Review: 90 Days to Your Novel

90 Days to Your Novel: A Day-by-Day Plan for Outlining & Writing Your Book

By Sarah Domet

Writer’s Digest Books, ISBN-13: 978-1582979977

90 Days to Your Novel by Sarah Domet

Fiction writers are divided on the topic of outlining a novel. Some believe the process is vital to producing a great story – “couldn’t write otherwise.” Others dismiss it as stifling to creativity – “shoot me now.”

Sarah Domet’s book, 90 Days to Your Novel: A Day-by-Day Plan for Outlining & Writing Your Book, will please believers while giving non-outliners a number of reasons to reconsider.

So, why ninety days? “It’s difficult to write without a deadline,” Domet explains.
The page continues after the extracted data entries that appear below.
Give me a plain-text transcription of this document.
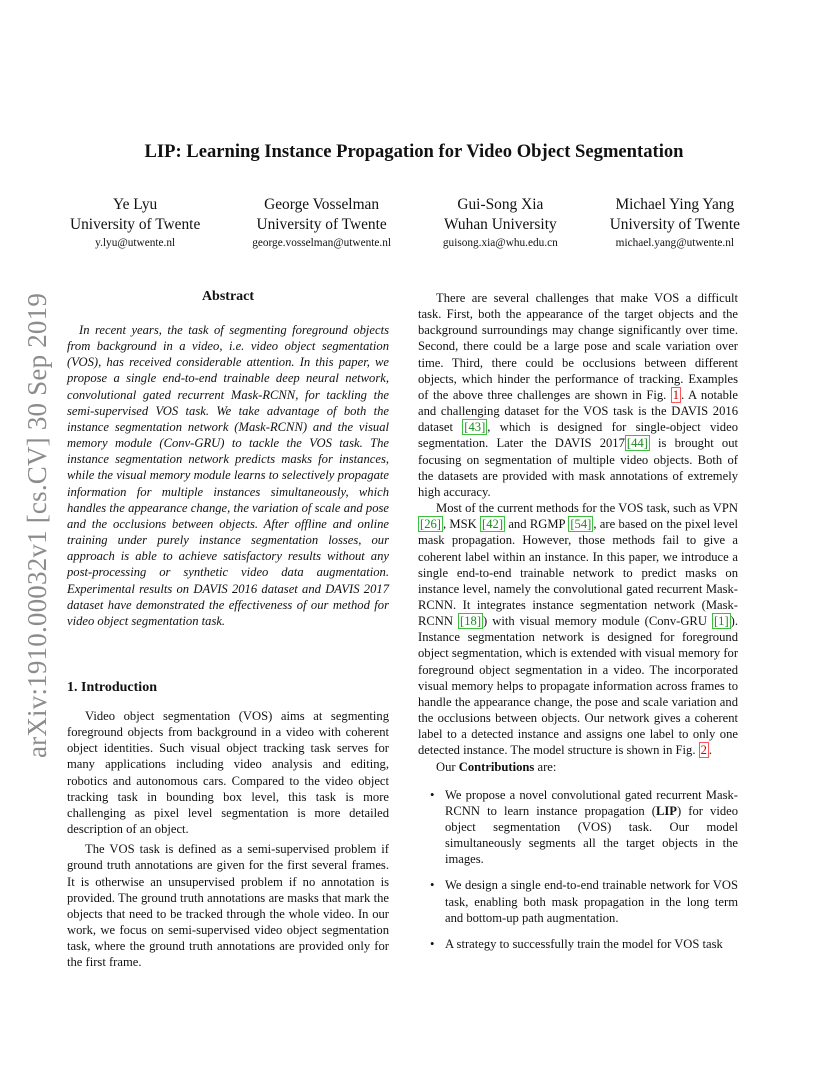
arXiv:1910.00032v1 [cs.CV] 30 Sep 2019
LIP: Learning Instance Propagation for Video Object Segmentation
Ye Lyu
University of Twente
y.lyu@utwente.nl
George Vosselman
University of Twente
george.vosselman@utwente.nl
Gui-Song Xia
Wuhan University
guisong.xia@whu.edu.cn
Michael Ying Yang
University of Twente
michael.yang@utwente.nl
Abstract

In recent years, the task of segmenting foreground objects from background in a video, i.e. video object segmentation (VOS), has received considerable attention. In this paper, we propose a single end-to-end trainable deep neural network, convolutional gated recurrent Mask-RCNN, for tackling the semi-supervised VOS task. We take advantage of both the instance segmentation network (Mask-RCNN) and the visual memory module (Conv-GRU) to tackle the VOS task. The instance segmentation network predicts masks for instances, while the visual memory module learns to selectively propagate information for multiple instances simultaneously, which handles the appearance change, the variation of scale and pose and the occlusions between objects. After offline and online training under purely instance segmentation losses, our approach is able to achieve satisfactory results without any post-processing or synthetic video data augmentation. Experimental results on DAVIS 2016 dataset and DAVIS 2017 dataset have demonstrated the effectiveness of our method for video object segmentation task.

1. Introduction

Video object segmentation (VOS) aims at segmenting foreground objects from background in a video with coherent object identities. Such visual object tracking task serves for many applications including video analysis and editing, robotics and autonomous cars. Compared to the video object tracking task in bounding box level, this task is more challenging as pixel level segmentation is more detailed description of an object.

The VOS task is defined as a semi-supervised problem if ground truth annotations are given for the first several frames. It is otherwise an unsupervised problem if no annotation is provided. The ground truth annotations are masks that mark the objects that need to be tracked through the whole video. In our work, we focus on semi-supervised video object segmentation task, where the ground truth annotations are provided only for the first frame.

There are several challenges that make VOS a difficult task. First, both the appearance of the target objects and the background surroundings may change significantly over time. Second, there could be a large pose and scale variation over time. Third, there could be occlusions between different objects, which hinder the performance of tracking. Examples of the above three challenges are shown in Fig. 1 . A notable and challenging dataset for the VOS task is the DAVIS 2016 dataset [43] , which is designed for single-object video segmentation. Later the DAVIS 2017 [44] is brought out focusing on segmentation of multiple video objects. Both of the datasets are provided with mask annotations of extremely high accuracy.

Most of the current methods for the VOS task, such as VPN [26] , MSK [42] and RGMP [54] , are based on the pixel level mask propagation. However, those methods fail to give a coherent label within an instance. In this paper, we introduce a single end-to-end trainable network to predict masks on instance level, namely the convolutional gated recurrent Mask-RCNN. It integrates instance segmentation network (Mask-RCNN [18] ) with visual memory module (Conv-GRU [1] ). Instance segmentation network is designed for foreground object segmentation, which is extended with visual memory for foreground object segmentation in a video. The incorporated visual memory helps to propagate information across frames to handle the appearance change, the pose and scale variation and the occlusions between objects. Our network gives a coherent label to a detected instance and assigns one label to only one detected instance. The model structure is shown in Fig. 2 .

Our Contributions are:

• We propose a novel convolutional gated recurrent Mask-RCNN to learn instance propagation (LIP) for video object segmentation (VOS) task. Our model simultaneously segments all the target objects in the images.
• We design a single end-to-end trainable network for VOS task, enabling both mask propagation in the long term and bottom-up path augmentation.
• A strategy to successfully train the model for VOS task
More importantly, a finite time period requires a daily commitment – one of the book’s chief tenets. Domet suggests two to three hours per day.

90 Days to Your Novel embraces four key philosophies:

“1. If you do not write on a daily basis, or a near-daily basis, you are not a writer.

2. Outlining is an essential component of novel writing.

3. Novels are written scene by scene, not character by character or action by action.

4. It’s possible to write a book in months, not years.”

The book has two sections. Part One is relatively short, about 35 pages, and dissects the pros and cons of several outlining techniques. Domet then presents a mini-class on scene structure and type. Part One is meant to be read before the challenge starts.

Part Two is where the actual work begins. The first three weeks have daily assignments for brainstorming and outlining as Domet reviews the components of a novel – plot, character, setting, conflict, point of view, and more. The prize at the end of those 21 days is a scene-by-scene outline.

But don’t relax yet. Weeks four through thirteen dig deeply into the writing and assessing of those scenes, examining details like pacing and characterization, within the three act structure. Your story is deconstructed, clarified, and strengthened following Domet’s progressive roadmap. At day 91, you celebrate a solid, first draft novel that is ready to be sent to outside readers while you take a break before tackling revisions.

As Domet points out, many famous authors, including Joyce Carol Oates and Stephen King, complete more than one novel a year. Sarah Domet’s book, 90 Days to Your Novel: A Day-by-Day Plan for Outlining & Writing Your Book, gives you an effective method to do the same.